If I could summarize the trip to Liberia in one word - I would say humbling. Wonderfully and powerfully humbling. As a sponsor, and someone who helps with nonprofit, many of the Liberians were eager to express their extreme gratitude for our support of the home, the school, and the kids. It is very powerful to see first hand the impact of helping provide food, medicine, and education on the lives of the kids. Life in Liberia can be very harsh and there are very real physical, as well as emotional and spiritual needs. At the same time, I also felt like some of the attention and gratitude was misplaced. From my perspective, all I do is write a check once a month, or once a year, for an amount that equates to about a tank of gas a month. I am not the one actually taking care of the kids on a daily basis (like the staff at Mother Blessings) or the one going to school and overcoming intense odds to fight for an education and skills to offer my community. And yet, the money that we are able to send to Liberia is literally life changing. This is how I see it:
In this world we all are looking ahead and trying to discern where we belong and how we can contribute to this world around us. We start to catch a vision of all the places we want to climb and all we want to achieve, but no matter what route we choose, it will inevitably require a ladder to get us there. In the part of the world we live in, ladders are typically pretty easy to come by. I happen to live a life where I have a ladder, purely because of where I grew up and the people in my life who made sure I had access to one. In America, most of us have people who give us a baby step ladder to begin with, they hold our hands as we climb, they help point out the next rung on the ladder, and they catch us when we stumble. We don’t think much about it because it was such a natural part of where we grew up.
In Liberia (and many other parts of the world) ladders are incredibly hard to come by. In order to go to school you have to pay fees, you have to have the proper uniform and socks and hair cut. To go to college you need money for transportation, books, tuition, let alone food and medicine to stay healthy. As a sponsor, I see myself as someone who just has access to ladders and gets to share it with our kids in Liberia. I’m not the one helping the kids climb, and I’m not the one putting in the work to actually climb and go incredible places, I’m just the one who had a ladder to spare. The kids at Mother Blessings home are incredible. Don’t get me wrong, they aren’t perfect and they’re just like any child or teenager, but sit and talk with them for a few minutes and their life, their dreams, their vision for who they can be and how they can help their community will stop you in your tracks. Sit with them in Bible study and listen as they discuss how to make disciples in their community and give to those who are suffering even more themselves. I find what they do so much more impressive and awe inspiring than what we do.
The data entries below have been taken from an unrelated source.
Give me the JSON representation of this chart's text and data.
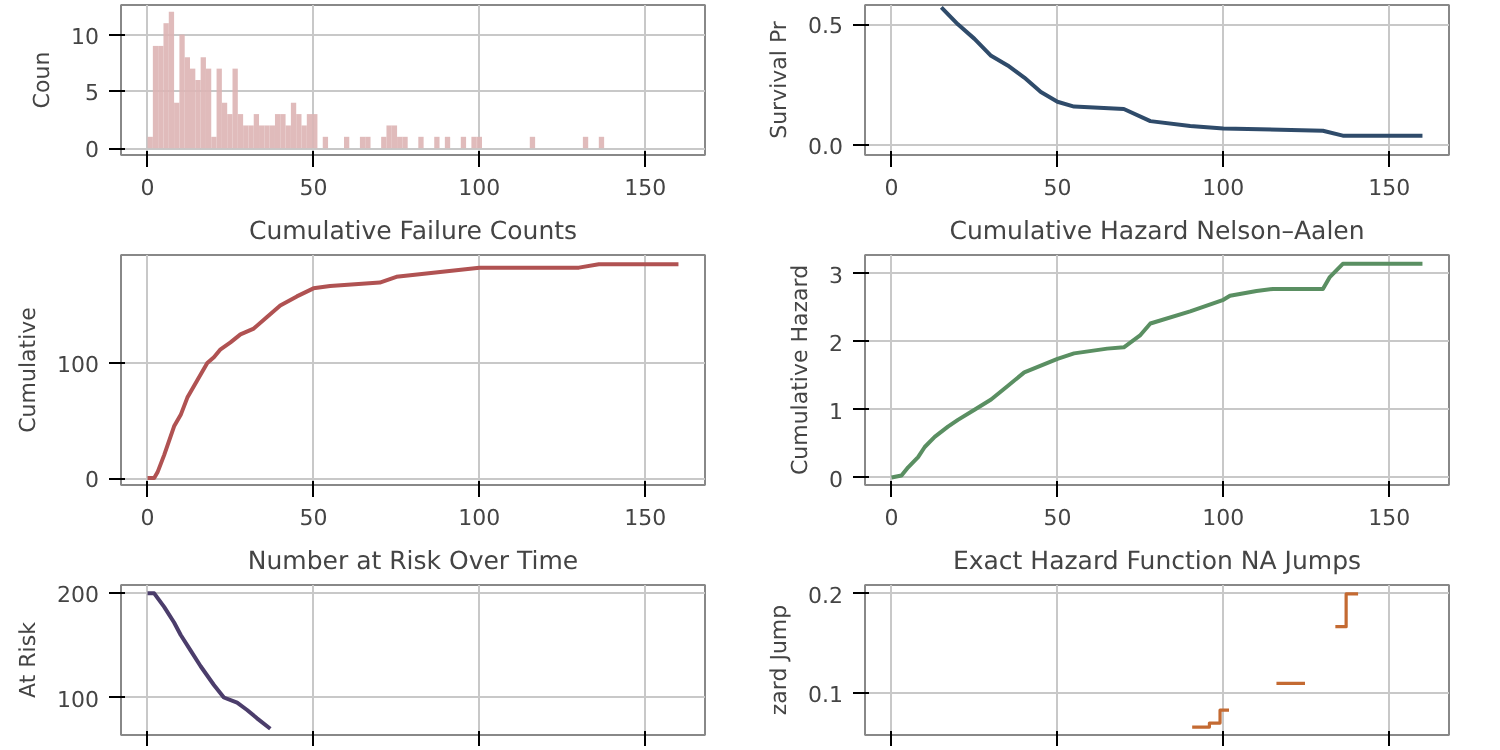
{
  "chart_data": [
    {
      "type": "histogram",
      "ylabel": "Coun",
      "color": "#ddb4b4",
      "grid": true,
      "bins": [
        0,
        1.6,
        3.2,
        4.8,
        6.4,
        8,
        9.6,
        11.2,
        12.8,
        14.4,
        16,
        17.6,
        19.2,
        20.8,
        22.4,
        24,
        25.6,
        27.2,
        28.8,
        30.4,
        32,
        33.6,
        35.2,
        36.8,
        38.4,
        40,
        41.6,
        43.2,
        44.8,
        46.4,
        48,
        49.6,
        51.2,
        52.8,
        54.4,
        56,
        57.6,
        59.2,
        60.8,
        62.4,
        64,
        65.6,
        67.2,
        68.8,
        70.4,
        72,
        73.6,
        75.2,
        76.8,
        78.4,
        80,
        81.6,
        83.2,
        84.8,
        86.4,
        88,
        89.6,
        91.2,
        92.8,
        94.4,
        96,
        97.6,
        99.2,
        100.8,
        102.4,
        104,
        105.6,
        107.2,
        108.8,
        110.4,
        112,
        113.6,
        115.2,
        116.8,
        118.4,
        120,
        121.6,
        123.2,
        124.8,
        126.4,
        128,
        129.6,
        131.2,
        132.8,
        134.4,
        136,
        137.6,
        139.2,
        140.8,
        142.4,
        144,
        145.6,
        147.2,
        148.8,
        150.4,
        152,
        153.6,
        155.2,
        156.8,
        158.4,
        160
      ],
      "values": [
        1,
        9,
        9,
        11,
        12,
        4,
        10,
        8,
        7,
        6,
        8,
        7,
        1,
        7,
        4,
        3,
        7,
        3,
        2,
        2,
        3,
        2,
        2,
        2,
        3,
        3,
        2,
        4,
        3,
        2,
        3,
        3,
        0,
        1,
        0,
        0,
        0,
        1,
        0,
        0,
        1,
        1,
        0,
        0,
        1,
        2,
        2,
        1,
        1,
        0,
        0,
        1,
        0,
        0,
        1,
        0,
        1,
        0,
        0,
        1,
        0,
        1,
        1,
        0,
        0,
        0,
        0,
        0,
        0,
        0,
        0,
        0,
        1,
        0,
        0,
        0,
        0,
        0,
        0,
        0,
        0,
        0,
        1,
        0,
        0,
        1,
        0,
        0,
        0,
        0,
        0,
        0,
        0,
        0,
        0,
        0,
        0,
        0,
        0,
        0
      ],
      "xlim": [
        -8,
        168
      ],
      "ylim": [
        -0.6,
        12.6
      ],
      "xticks": [
        0,
        50,
        100,
        150
      ],
      "yticks": [
        0,
        5,
        10
      ]
    },
    {
      "type": "line",
      "ylabel": "Survival Pr",
      "color": "#2f4b6a",
      "grid": true,
      "x": [
        15,
        20,
        25,
        30,
        35,
        40,
        45,
        50,
        55,
        70,
        78,
        90,
        100,
        130,
        136,
        160
      ],
      "values": [
        0.57,
        0.5,
        0.44,
        0.37,
        0.33,
        0.28,
        0.22,
        0.18,
        0.16,
        0.15,
        0.1,
        0.08,
        0.07,
        0.06,
        0.04,
        0.04
      ],
      "xlim": [
        -8,
        168
      ],
      "ylim": [
        -0.04,
        0.58
      ],
      "xticks": [
        0,
        50,
        100,
        150
      ],
      "yticks": [
        {
          "value": 0,
          "label": "0.0"
        },
        0.5
      ]
    },
    {
      "type": "line",
      "title": "Cumulative Failure Counts",
      "ylabel": "Cumulative",
      "color": "#b05252",
      "grid": true,
      "x": [
        0,
        2,
        3,
        5,
        8,
        10,
        12,
        15,
        18,
        20,
        22,
        25,
        28,
        32,
        36,
        40,
        45,
        50,
        55,
        70,
        75,
        100,
        130,
        136,
        160
      ],
      "values": [
        0,
        0,
        5,
        20,
        45,
        55,
        70,
        85,
        100,
        105,
        112,
        118,
        125,
        130,
        140,
        150,
        158,
        165,
        167,
        170,
        175,
        183,
        183,
        186,
        186
      ],
      "xlim": [
        -8,
        168
      ],
      "ylim": [
        -6,
        194
      ],
      "xticks": [
        0,
        50,
        100,
        150
      ],
      "yticks": [
        0,
        100
      ]
    },
    {
      "type": "line",
      "title": "Cumulative Hazard Nelson–Aalen",
      "ylabel": "Cumulative Hazard",
      "color": "#5a8f62",
      "grid": true,
      "x": [
        0,
        3,
        5,
        8,
        10,
        13,
        17,
        20,
        25,
        30,
        35,
        40,
        50,
        55,
        65,
        70,
        75,
        78,
        90,
        100,
        102,
        110,
        115,
        130,
        132,
        136,
        160
      ],
      "values": [
        0,
        0.03,
        0.15,
        0.3,
        0.45,
        0.6,
        0.75,
        0.85,
        1.0,
        1.15,
        1.35,
        1.55,
        1.75,
        1.83,
        1.9,
        1.92,
        2.1,
        2.27,
        2.45,
        2.62,
        2.68,
        2.75,
        2.78,
        2.78,
        2.95,
        3.15,
        3.15
      ],
      "xlim": [
        -8,
        168
      ],
      "ylim": [
        -0.11,
        3.28
      ],
      "xticks": [
        0,
        50,
        100,
        150
      ],
      "yticks": [
        0,
        1,
        2,
        3
      ]
    },
    {
      "type": "line",
      "title": "Number at Risk Over Time",
      "ylabel": "At Risk",
      "color": "#4b3d6b",
      "grid": true,
      "tick_labels": "y",
      "x": [
        0,
        2,
        5,
        8,
        10,
        13,
        16,
        20,
        23,
        27,
        30,
        33,
        37
      ],
      "values": [
        200,
        200,
        187,
        172,
        160,
        145,
        130,
        112,
        100,
        95,
        88,
        80,
        70
      ],
      "xlim": [
        -8,
        168
      ],
      "ylim": [
        64,
        208
      ],
      "xticks": [
        0,
        50,
        100,
        150
      ],
      "yticks": [
        100,
        200
      ]
    },
    {
      "type": "step",
      "title": "Exact Hazard Function NA Jumps",
      "ylabel": "zard Jump",
      "color": "#c46a32",
      "grid": true,
      "tick_labels": "y",
      "x": [
        90.6,
        95.8,
        99,
        101.7,
        116,
        124.6,
        133.75,
        137,
        140.6
      ],
      "values": [
        0.066,
        0.07,
        0.083,
        null,
        0.11,
        null,
        0.167,
        0.2,
        0.2
      ],
      "xlim": [
        -8,
        168
      ],
      "ylim": [
        0.058,
        0.209
      ],
      "xticks": [
        0,
        50,
        100,
        150
      ],
      "yticks": [
        0.1,
        0.2
      ]
    }
  ]
}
And the truly incredible thing, is that while sharing a ladder seems like such a small “sacrifice” it literally has the power to change and save a life. Access to healthy food, clean water, adequate medical care, and quality education not only keeps our kids healthy, but helps reinforce the truth that they are seen, they are valuable, they are worthy, and they are capable of great things.
To me, this is an incredible picture of the body of Christ. There is no status, no superiority or inferiority, no hero other than Christ himself. We all need one another greatly. As one of my favorite songs says, “Every brother, every stranger holds the face of God. We all hold the face of God.”